Pero es mejor correr un poco y descender a los túneles del infierno, entrar por el costado del enorme gusano y confiar en que te llevará a casa, sin digerirte. Confiar mientras lees sobre Lucía y tienes miedo de lo que pasará a Lucía, porque es como tú, mil veces Lucía, mil veces sola, mil veces loca, pensando “un emparedado de pavo y queso”, “ojalá María tenga aceite normal, hoy la oliva me sabe a rayos”, “menos mal compré pan esta mañana”, “¡puta muela del juicio!”.

Tus manos huelen raro, pero no son tus manos, sino el olor que tu nariz ha decidido sentir esta semana. Tu aliento huele a Ibuprofeno y eso que redujiste la dosis, no confiaste en un médico sufrido de seguridad social, que da igual, de todos modos tendrás que ir al dentista, de todos modos en Perú te habrían atendido de inmediato, sacando un ticket, no importa si existes o no en los padrones oficiales de la municipalidad.

¿Entonces, Lucía, vendrás con nosotros al bar? Es mejor que seguir encerrada en casa, pero mejor sólo agua, el humo del cigarro sabe a chocolate, U2 debería dejar de ganar dinero con su domingo sangriento, tú no quieres conversar, ni analizar, ni pensar en salvar al mundo anulando el curso de religión de las escuelas (te importa un rábano el curso de religión, pero crees firmemente en Dios, como en ti misma, niña, y eso nunca te lo voy a discutir).

¿Aburrido? Tal vez. Al fin sola, en medio del grupo de amigos no amigos que te rodean y demandan sonrisas que no puedes fingir, porque te duele la boca y te duele la garganta (garganta profunda, venida a menos). Y no tienes líbido, y puedes dejar que te toque el pecho y la cintura, que lama tu cuello o te susurre amor hedonista por el Messenger, de todos modos te quedarás dormida a su lado, pese a sus ganas y su olor (no sientes olores reales estos días, el catarro te ha dejado ciega).

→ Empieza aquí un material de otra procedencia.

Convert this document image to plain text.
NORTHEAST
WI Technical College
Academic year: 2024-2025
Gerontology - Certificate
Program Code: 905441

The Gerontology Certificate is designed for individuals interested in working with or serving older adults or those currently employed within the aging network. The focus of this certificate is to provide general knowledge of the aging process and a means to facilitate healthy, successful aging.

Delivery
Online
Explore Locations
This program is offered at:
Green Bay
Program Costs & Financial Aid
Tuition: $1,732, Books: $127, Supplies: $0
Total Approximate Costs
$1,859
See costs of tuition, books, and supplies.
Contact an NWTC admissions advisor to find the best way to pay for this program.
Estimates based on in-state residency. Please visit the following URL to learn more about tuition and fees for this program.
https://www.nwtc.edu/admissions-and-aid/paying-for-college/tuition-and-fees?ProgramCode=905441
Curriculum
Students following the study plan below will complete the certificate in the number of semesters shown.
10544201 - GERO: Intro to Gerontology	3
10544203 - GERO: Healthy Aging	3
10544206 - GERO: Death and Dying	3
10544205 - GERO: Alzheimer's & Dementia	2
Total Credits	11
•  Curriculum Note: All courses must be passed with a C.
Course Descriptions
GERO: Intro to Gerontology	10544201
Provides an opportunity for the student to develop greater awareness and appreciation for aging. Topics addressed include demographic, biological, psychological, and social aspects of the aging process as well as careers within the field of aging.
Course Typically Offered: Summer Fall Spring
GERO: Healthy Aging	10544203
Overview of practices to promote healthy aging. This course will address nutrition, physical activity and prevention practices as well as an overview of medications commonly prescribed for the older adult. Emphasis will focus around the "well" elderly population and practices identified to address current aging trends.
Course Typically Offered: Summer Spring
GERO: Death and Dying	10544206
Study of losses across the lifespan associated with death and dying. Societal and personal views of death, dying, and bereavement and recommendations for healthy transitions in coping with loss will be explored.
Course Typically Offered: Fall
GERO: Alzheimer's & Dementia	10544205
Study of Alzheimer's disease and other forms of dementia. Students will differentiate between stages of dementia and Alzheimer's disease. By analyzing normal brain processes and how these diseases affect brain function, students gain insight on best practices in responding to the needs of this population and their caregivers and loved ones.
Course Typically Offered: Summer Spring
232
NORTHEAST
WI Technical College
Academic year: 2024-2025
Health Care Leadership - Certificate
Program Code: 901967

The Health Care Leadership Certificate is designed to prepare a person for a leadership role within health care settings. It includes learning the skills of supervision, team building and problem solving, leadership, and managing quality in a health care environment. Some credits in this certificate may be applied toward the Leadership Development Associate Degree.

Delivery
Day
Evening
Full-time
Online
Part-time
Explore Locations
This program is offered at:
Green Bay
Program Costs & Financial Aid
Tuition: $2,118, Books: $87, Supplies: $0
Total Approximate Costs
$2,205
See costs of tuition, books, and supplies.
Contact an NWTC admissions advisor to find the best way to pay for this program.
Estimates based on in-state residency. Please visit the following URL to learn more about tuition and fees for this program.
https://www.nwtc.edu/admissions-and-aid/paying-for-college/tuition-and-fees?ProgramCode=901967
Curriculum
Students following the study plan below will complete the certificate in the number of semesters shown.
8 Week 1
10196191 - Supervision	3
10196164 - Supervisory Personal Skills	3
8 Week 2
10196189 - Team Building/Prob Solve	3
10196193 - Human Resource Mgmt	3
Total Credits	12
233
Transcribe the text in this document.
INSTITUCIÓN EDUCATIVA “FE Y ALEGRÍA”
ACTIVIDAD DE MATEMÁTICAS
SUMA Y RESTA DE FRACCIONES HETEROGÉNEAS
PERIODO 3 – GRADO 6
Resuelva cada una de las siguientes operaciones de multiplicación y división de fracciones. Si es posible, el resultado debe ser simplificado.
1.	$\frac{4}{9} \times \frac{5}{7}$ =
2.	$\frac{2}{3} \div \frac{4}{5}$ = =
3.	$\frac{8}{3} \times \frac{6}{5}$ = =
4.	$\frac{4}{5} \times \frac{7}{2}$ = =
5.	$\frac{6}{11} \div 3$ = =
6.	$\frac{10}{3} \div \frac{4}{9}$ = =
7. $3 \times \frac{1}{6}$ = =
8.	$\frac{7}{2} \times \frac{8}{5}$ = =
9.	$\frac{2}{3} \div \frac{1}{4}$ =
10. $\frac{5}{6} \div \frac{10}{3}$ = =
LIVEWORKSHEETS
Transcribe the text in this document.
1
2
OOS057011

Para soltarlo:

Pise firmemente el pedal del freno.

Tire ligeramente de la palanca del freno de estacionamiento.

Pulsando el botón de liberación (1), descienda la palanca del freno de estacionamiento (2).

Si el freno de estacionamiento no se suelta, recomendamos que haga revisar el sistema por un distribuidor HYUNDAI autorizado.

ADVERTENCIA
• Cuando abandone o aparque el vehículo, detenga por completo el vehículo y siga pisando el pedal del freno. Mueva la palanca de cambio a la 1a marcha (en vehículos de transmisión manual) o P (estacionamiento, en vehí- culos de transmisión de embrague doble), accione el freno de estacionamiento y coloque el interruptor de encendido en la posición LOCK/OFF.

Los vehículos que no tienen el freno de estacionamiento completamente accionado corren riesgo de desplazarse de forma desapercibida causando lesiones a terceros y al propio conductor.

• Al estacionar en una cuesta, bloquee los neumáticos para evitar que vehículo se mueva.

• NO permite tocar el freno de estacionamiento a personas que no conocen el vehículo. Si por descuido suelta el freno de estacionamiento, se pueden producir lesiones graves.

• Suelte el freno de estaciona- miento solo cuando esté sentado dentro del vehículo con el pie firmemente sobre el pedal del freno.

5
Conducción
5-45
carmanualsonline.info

Has empeñado tu sonrisa por un abrazo, Lucía, por un abrazo sexual, que disfrazas de ilusión momentánea y fuerza sobrehumana. Has empeñado tus deseos y tus expectativas por un placebo contra la soledad. Sabes que es falso. Sabes que es pasajero. Sabes que te hará llorar. Pero ¿quién te convence a ti, niña tonta, obstinada, de saber esperar entre nubes, de que no necesitas, de que no es justo, si yo misma disfruto de esta dulce nada, tanto como tú?

Ya es hora, el gusano te expulsa. Ve a casa y espera que María tenga aceite de girasol, que la navaja llegue con suficiente filo, que el baño esté desocupado, que no haya llamadas en el celular, porque no las habrá.

Y María sólo tenía aceite de oliva. Qué demonios. Decides que la oliva no te resulta tan asquerosa el día de hoy, que es normal, que ni siquiera sentirás el sabor. Fríes el embutido, cosa que hace mucho no haces, preparas un emparedado de queso y carne de pavo con ese pan de la mañana, porque te provocó comprarlo, porque te fastidia seguir comiendo de molde, aunque es barato y dura más.

Un poco de leche con café, pero poquito café, acá se concentra demasiado, como el jodido Ibuprofeno y otros analgésicos clínicamente recomendados, que te están dejando ciega y destrozando los nervios (y pensar que la cocaína parecía mala), y venga, a cenar. A cenar. A intentar cenar. El emparedado es demasiado grueso. Demasiado. Duele la encía. Duele… No puedes abrir suficientemente la boca…

¡Dios!

Moja el pan en leche, pues, como los pajaritos. Sí, ríete, Lucía, ríete. Lo mereces aunque duela. Lo mereces porque si te ríes de ti misma, créeme, pronto estarás bien.